Legendary Irish rugby player Willie Duggan died earlier this week. Photo: @IrishRugby via Twitter

I was 20, looked and felt about 15, and found myself running out on the famed turf of Lancaster Park in Christchurch, New Zealand, in front of a full house.

I was wearing the green jersey of Ireland, but was scared. Scared stiff. You see, our opponents that day were Canterbury, the legendary Kiwi province. Fear was present because of the memories from the British and Irish Lions match against the same opposition four years earlier.

As a schoolboy rugby fanatic, I had watched the film of that game with horror. The Lions had swept all before them on the tour up to that game and so the locals decided on, shall we say, an aggressive approach.

The result was an encounter that has gone down in rugby history as “The Battle of Canterbury”.

It ended in a narrow win for the Lions but also ended the tours of both their likely Test props, Ray McLoughlin and Sandy Carmichael, with battle injuries.

Irish flank Mick Hipwell once told me that it was the dirtiest game in which he had ever played. There is a famous picture of himself squaring up, boxing style, to the local pack. It was exhilarating but very violent.

On the other side of the tunnel when we ran out in 1976 were most of the Canterbury players who had played that Lions game, including Billy Bush, Tane Norton, John Ashworth and the hardest of the lot, Alex “Grizz” Wyllie.

Hence the fear of being maimed for life, in addition to being exposed as a coward, if and when the fight started.

Early on, Wyllie took the ball in the loose and made a charge straight at me. The term “wounded buffalo” springs to mind with the memory. Maybe wounded grizzly is more apt! This was the moment when death would certainly come and life memories were certainly flashing.

Just before Wyllie arrived at the kill, he disappeared. There was a massive smack and a grunt as he was hit at shoulder height by a blurred green missile. Irish No8 Willie Duggan met him shoulder to shoulder and the All Black went down.

In that moment we realised we could compete and although we lost, it reduced the All Blacks to mortal status once again.

They also played rugby and it was a tough but clean game. Willie saved my life.

That moment came back vividly this week when the news of the death of Willie Duggan broke. He was just 67. He was an Irish legend and one of the toughest No 8s of all time. Ask the Springboks of that era.

Stories of his prowess and humour abound. Never one for conventional training and conditioning, he favoured a cigarette and a bottle of Lucozade before a tough session.

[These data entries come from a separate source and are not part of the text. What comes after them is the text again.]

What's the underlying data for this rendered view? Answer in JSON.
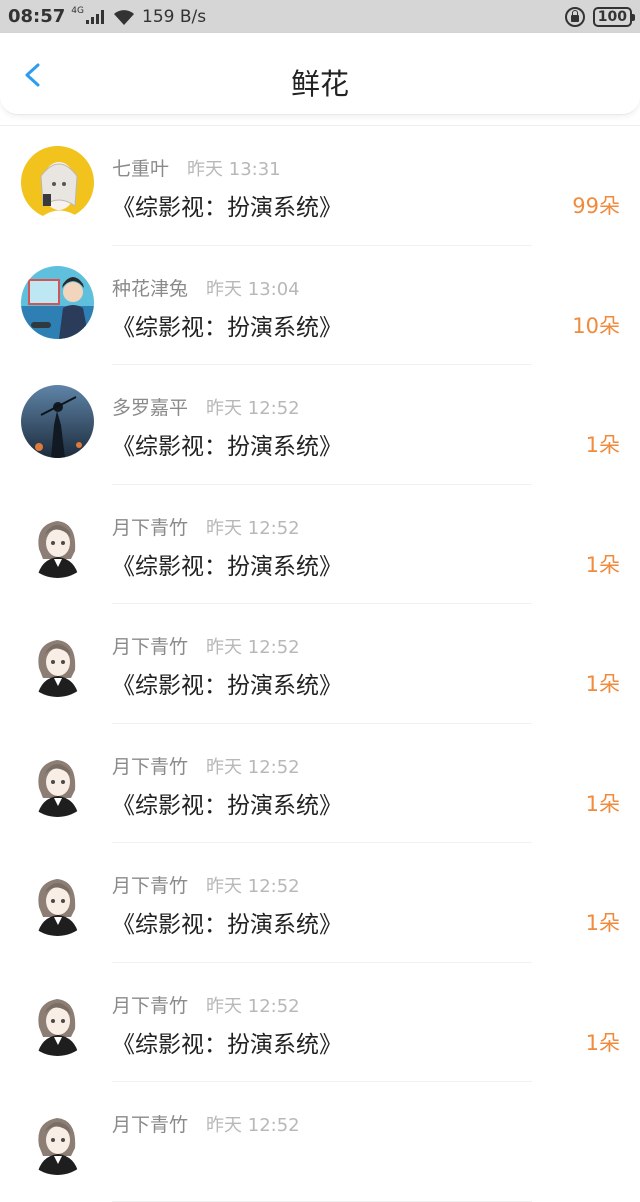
{
  "status_bar": {
    "time": "08:57",
    "network": "4G",
    "speed": "159 B/s",
    "battery": "100"
  },
  "header": {
    "title": "鲜花",
    "back_icon": "chevron-left-icon",
    "accent_color": "#2d9cf0"
  },
  "items": [
    {
      "user": "七重叶",
      "time": "昨天 13:31",
      "book": "《综影视：扮演系统》",
      "count": "99朵",
      "avatar": "yellow"
    },
    {
      "user": "种花津兔",
      "time": "昨天 13:04",
      "book": "《综影视：扮演系统》",
      "count": "10朵",
      "avatar": "sea"
    },
    {
      "user": "多罗嘉平",
      "time": "昨天 12:52",
      "book": "《综影视：扮演系统》",
      "count": "1朵",
      "avatar": "dark"
    },
    {
      "user": "月下青竹",
      "time": "昨天 12:52",
      "book": "《综影视：扮演系统》",
      "count": "1朵",
      "avatar": "girl"
    },
    {
      "user": "月下青竹",
      "time": "昨天 12:52",
      "book": "《综影视：扮演系统》",
      "count": "1朵",
      "avatar": "girl"
    },
    {
      "user": "月下青竹",
      "time": "昨天 12:52",
      "book": "《综影视：扮演系统》",
      "count": "1朵",
      "avatar": "girl"
    },
    {
      "user": "月下青竹",
      "time": "昨天 12:52",
      "book": "《综影视：扮演系统》",
      "count": "1朵",
      "avatar": "girl"
    },
    {
      "user": "月下青竹",
      "time": "昨天 12:52",
      "book": "《综影视：扮演系统》",
      "count": "1朵",
      "avatar": "girl"
    },
    {
      "user": "月下青竹",
      "time": "昨天 12:52",
      "book": "",
      "count": "",
      "avatar": "girl"
    }
  ],
  "colors": {
    "count": "#f08a3c",
    "status_bar_bg": "#d6d6d6"
  }
}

Before a Test match, you could see and smell the smoke in the loo rising from his cubicle.

He said he had a nervous disposition. Once, at Twickenham, as he ran out, he handed his unfinished fag to the referee, Alan Hosie of Scotland. The moment was caught forever on television.

He was sent off against Wales but always denied the claim. He recounted that the ref had “asked him to leave the field” and as he was buggered at the time, he agreed.

When told he would be quicker if he gave up cigarettes, Willie retorted that with all that speed he’d be offside at all times. So he smoked.

We had our differences but he was a genuine legend for Ireland and the Lions, and a great character.

Would he have relished the professional game today? I doubt it. He was of a bygone era.

Hard men are necessary in rugby. Today there is no fighting but that physical hit, whether tackle or surge, is just as important as it always was.

When Schalk Burger ran at an opponent or Duane Vermeulen cut someone in two with a tackle, you could feel the lift it gave to their side.

They call it enforcement today but this term has been misunderstood and abused.

Too many, Bakkies Botha included, used the moniker to infringe the law and it often punished their own team.

The real hard men played clean but tough and lifted their teammates in the belief that the opponents were just humans.

One day you are the youngest in the dressing room and seemingly the next, you are a grandfather and your teammates are dying.

Smell the roses.

* Robbie is a former Transvaal, Ireland and British and Irish Lions scrumhalf.